Over a full optimization run, healthy signals are:
- < 20% of candidate changes rejected by Gate 2 (effect size too small) — anchors give useful leverage
- < 5% rejected by Gate 3 (function drift) — the editor is disciplined
- ≥ 90% direction agreement between training delta and holdout delta — no significant overfitting
- Playbook patterns reused later produce positive Δ — crosstalk works
These meta-metrics are tracked in results.tsv over time. They tell you whether the optimizer itself is healthy, not just whether individual optimizations worked.

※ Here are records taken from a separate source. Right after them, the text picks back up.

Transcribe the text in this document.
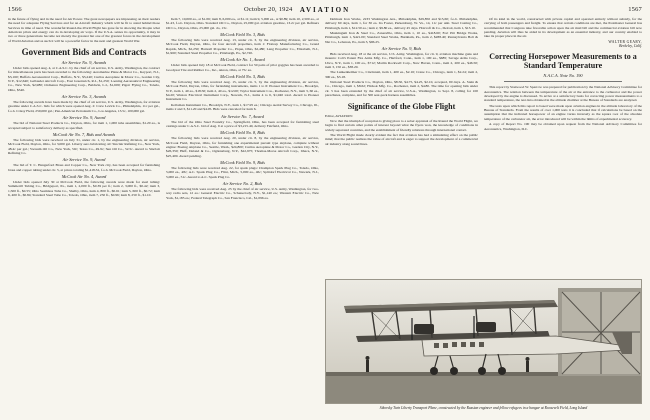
1566	October 20, 1924	AVIATION	1567

in the future of flying and in the need for Air Power. The great newspapers are impressing on their readers the need for adequate Flying Services and for an Aircraft Industry which will be fit to stand behind those Services in time of need. The wonderful Round-the-World Flight has gone far in showing the People what American pilots and energy can do in developing air ways. If the U.S.A. seizes its opportunity, it may in two or three generations become not merely the greatest but one of the greatest forces in the development of World Aviation and as such it will be a powerful factor in the next and greatest World War.

Government Bids and Contracts
Air Service No. 9, Awards

Under bids opened Aug. 4, at C.A.S.C. by the chief of air service, U.S. Army, Washington, the contract for miscellaneous parts has been awarded to the following: Aeromarine Plane & Motor Co., Keyport, N.J., $3,160; Buffalo Aeronautical Corp., Buffalo, N.Y., $5,240; Curtiss Aeroplane & Motor Co., Garden City, N.Y., $12,640; Gallaudet Aircraft Corp., East Greenwich, R.I., $1,250; Loening Aeronautical Engineering Co., New York, $2,980; Ordnance Engineering Corp., Baldwin, L.I., $1,600; Pigott Flying Co., Toledo, Ohio, $540.

Air Service No. 3, Awards

The following awards have been made by the chief of air service, U.S. Army, Washington, for aviation gasoline under C.A.S.C. bids for which were opened Aug. 2: Crew Levick Co., Philadelphia, 11c per gal., f.o.b. Crissy Field, 250,000 gal.; Pan-American Petroleum Co., Los Angeles, 13.5c, 100,000 gal.

Air Service No. 9, Award

The bid of National Steel Products Co., Dayton, Ohio, for item 1, 1,000 tube assemblies, $1.20 ea., is accepted subject to satisfactory delivery as specified.

McCook Air No. 7, Bids and Awards

The following bids were received on July 31, under cir. 1, by the engineering division, air service, McCook Field, Dayton, Ohio, for 3,000 gal. Liberty aero lubricating oil: Sinclair Refining Co., New York, 48.4c per gal.; Vacuum Oil Co., New York, 50c; Texas Co., 49.9c; Sun Oil Co., 52.5c. Award to Sinclair Refining Co.

Air Service No. 9, Award

The bid of T. C. Hangerford Brass and Copper Co., New York city, has been accepted for furnishing brass and copper tubing under cir. 5, at prices totaling $1,418.32, f.o.b. McCook Field, Dayton, Ohio.

McCook Air No. 4, Award

Under bids opened July 30 at McCook Field, the following awards were made for steel tubing: Summerill Tubing Co., Bridgeport, Pa., item 1, 2,000 ft., $0.39 per ft.; item 2, 3,000 ft., $0.42; item 3, 1,500 ft., $0.55; Ohio Seamless Tube Co., Shelby, Ohio, item 4, 800 ft., $0.61; item 5, 600 ft., $0.72; item 6, 400 ft., $0.84; Standard Steel Tube Co., Toledo, Ohio, item 7, 250 ft., $0.96; item 8, 250 ft., $1.10.

Item 7, 10,000 ea., at $1.06; item 8, 6,000 ea., at $1.11; item 9, 5,000 ea., at $0.89; item 10, 2,500 ea., at $1.43, f.o.b. Dayton, Ohio. Standard Oil Co., Dayton, 25,000 gal. aviation gasoline, 13.2c per gal. Refiners Oil Co., Dayton, Ohio, 25,000 gal. do, 13c.

McCook Field No. 3, Bids

The following bids were received Aug. 13, under cir. 3, by the engineering division, air service, McCook Field, Dayton, Ohio, for four aircraft propellers, item 1: Flottorp Manufacturing Co., Grand Rapids, Mich., $2,250; Hartzell Propeller Co., Piqua, Ohio, $2,480; Lang Propeller Co., Elizabeth, N.J., $1,960; Standard Steel Propeller Co., Pittsburgh, Pa., $2,720.

McCook Air No. 1, Award

Under bids opened July 18 at McCook Field, contract for 50 pairs of pilot goggles has been awarded to Goodyear Tire and Rubber Co., Inc., Akron, Ohio, at 75c ea.

McCook Field No. 5, Bids

The following bids were received Aug. 15, under cir. 5, by the engineering division, air service, McCook Field, Dayton, Ohio, for furnishing instruments, items 1 to 6: Pioneer Instrument Co., Brooklyn, N.Y., item 1, 40 ea., $18.50; item 2, 40 ea., $12.00; Taylor Instrument Cos., Rochester, N.Y., item 3, 60 ea., $4.20; Weston Electrical Instrument Corp., Newark, N.J., items 4 to 6, $1,940 total. Award to Pioneer Instrument Co.

Kollsman Instrument Co., Brooklyn, N.Y., item 1, $17.95 ea.; Chicago Aerial Survey Co., Chicago, Ill., items 2 and 3, $11.20 and $4.05. Bids were canceled for item 6.

Air Service No. 7, Award

The bid of the Ohio Steel Foundry Co., Springfield, Ohio, has been accepted for furnishing steel castings under C.A.S.C. bid of Aug. 9 at a price of $3,215.40, delivery Fairfield, Ohio.

McCook Field No. 8, Bids

The following bids were received Aug. 20, under cir. 8, by the engineering division, air service, McCook Field, Dayton, Ohio, for furnishing one experimental pursuit type airplane, complete without engine: Boeing Airplane Co., Seattle, Wash., $24,800; Curtiss Aeroplane & Motor Co., Garden City, N.Y., $26,350; Huff, Daland & Co., Ogdensburg, N.Y., $22,975; Thomas-Morse Aircraft Corp., Ithaca, N.Y., $25,400. Award pending.

McCook Field No. 9, Bids

The following bids were received Aug. 22, for spark plugs: Champion Spark Plug Co., Toledo, Ohio, 5,000 ea., 48c; A.C. Spark Plug Co., Flint, Mich., 5,000 ea., 46c; Splitdorf Electrical Co., Newark, N.J., 5,000 ea., 51c. Award to A.C. Spark Plug Co.

Air Service No. 2, Bids

The following bids were received Aug. 25 by the chief of air service, U.S. Army, Washington, for two-way radio sets, 12 ea.: General Electric Co., Schenectady, N.Y., $1,140 ea.; Western Electric Co., New York, $1,185 ea.; Federal Telegraph Co., San Francisco, Cal., $1,096 ea.

Delmont Iron Works, 2233 Washington Ave., Philadelphia, $29,850 and $15,60; f.o.b. Philadelphia, delivery 60 days, item 1, for 30 ea. Ira Foster, Parkersburg, W. Va., 14, 11c per unit. Steel Casting Co., Pittsburgh, item 1, $12.50 ea.; item 2, $9.80 ea., delivery 45 days. Holcroft & Co., Detroit, item 1, $13.10.

Muskingum Iron & Steel Co., Zanesville, Ohio, item 1, 10 ea., $418.60; Fort Pitt Bridge Works, Pittsburgh, item 1, $421.00; Standard Steel Works, Burnham, Pa., item 2, $288.40; Pennsylvania Bolt & Nut Co., Lebanon, Pa., item 3, $96.25.

Air Service No. 9, Bids

Bids received Aug. 18 at the air service, U.S. Army, Washington, for cir. 9, aviation machine guns and mounts: Colt's Patent Fire Arms Mfg. Co., Hartford, Conn., item 1, 100 ea., $685; Savage Arms Corp., Utica, N.Y., item 1, 100 ea., $712; Marlin Rockwell Corp., New Haven, Conn., item 2, 200 ea., $46.50; item 3, 150 ea., $38.20.

The Lunkenheimer Co., Cincinnati, item 1, 400 ea., $2.16; Crane Co., Chicago, item 1, $2.24; item 2, 300 ea., $3.18.

National Steel Products Co., Dayton, Ohio, $8.50, $4.75, $4.25, $2.10, accepted, 90 days. A. Stein & Co., Chicago, item 1, $8.62; Hickok Mfg. Co., Rochester, item 2, $4.80. The time for opening bids under cir. 5 has been extended by the chief of air service, U.S.A., Washington, to Sept. 8, calling for 100 parachutes, complete, and for 500 seat-pack harness assemblies.

Significance of the Globe Flight

Editor, AVIATION:

Now that the triumph of reception is giving place to a sober appraisal of the Round the World Flight, we begin to find certain other points of interest beyond what the flyers won, the knowledge of conditions in widely separated countries, and the establishment of friendly relations through international contact.

The World Flight made clearly evident the fact that aviation has had a stimulating effect on the public mind; that the public realizes the value of aircraft and is eager to support the development of a commercial air industry along sound lines.

Of its kind in the world, constructed with private capital and operated entirely without subsidy, for the carrying of both passengers and freight. To ensure that certain conditions are met, the Postmaster General has recommended that Congress take favorable action upon the air mail bill and the commercial aviation bill now pending. Aviation will thus be aided in its development as an essential industry, and our country enabled to take its proper place in the air.

WALTER GEARY,
Berkeley, Calif.
Correcting Horsepower Measurements to a Standard Temperature
N.A.C.A. Note No. 190

This report by Stanwood W. Sparrow was prepared for publication by the National Advisory Committee for Aeronautics. The relation between the temperature of the air at the entrance to the carburetor and the power developed by the engine is discussed. To arrive at a satisfactory basis for correcting power measurements to a standard temperature, the test data obtained in the altitude chamber at the Bureau of Standards are analyzed.

The tests upon which this report is based were made upon aviation engines in the altitude laboratory of the Bureau of Standards. From the results of over 1,000 tests it is concluded that if calculations be based on the assumption that the indicated horsepower of an engine varies inversely as the square root of the absolute temperature of the carburetor air, the error introduced will be within the limits of experimental accuracy.

A copy of Report No. 190 may be obtained upon request from the National Advisory Committee for Aeronautics, Washington, D.C.

Sikorsky Twin Liberty Transport Plane, constructed by the Russian engineer and fellow refugees in a hangar at Roosevelt Field, Long Island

Darwin is the direct ancestor and gets credit for mapping autoresearch onto SKILL.md optimization. evolve-skill keeps the backbone (ratchet, dual evaluation, human-in-loop) and adds measurement discipline:
| darwin-skill | evolve-skill | |
|---|---|---|
| Rubric | "Score 1–10 per dimension" | Anchored 1/5/10 per dimension |
| Measurement noise | Unmeasured | Gate 1: three-run SD ≤ 2.0 |
| Keep threshold | new > old |
Δ ≥ max(3, 2×SD) |
| Overfitting protection | None | Train/holdout split |
| Function drift | Rule, not measurement | Gate 3: semantic diff ≥ 80% |
| Budget allocation | Fixed 3 rounds | Multi-armed bandit |
| Failed experiments | Git-reverted into main | Preserved on feature branches |
| Learning across skills | None | Playbook crosstalk |
| Dry-run scores | Used for decisions | confidence=low blocks keep decisions |
See docs/migrating-from-darwin.md for a migration guide.
- Andrej Karpathy — autoresearch: autonomous experiment loops with a measurable objective
- 花叔 / alchaincyf — darwin-skill: the original SKILL.md adaptation
- Inter-rater agreement research: anchored rubrics produce tighter scores than open scales
- Train/val/test discipline from ML: holdouts are not optional
The contribution here is not novelty. It's measurement discipline: the loss function itself must be validated, not assumed.
MIT. Fork, modify, ship. Attribution appreciated.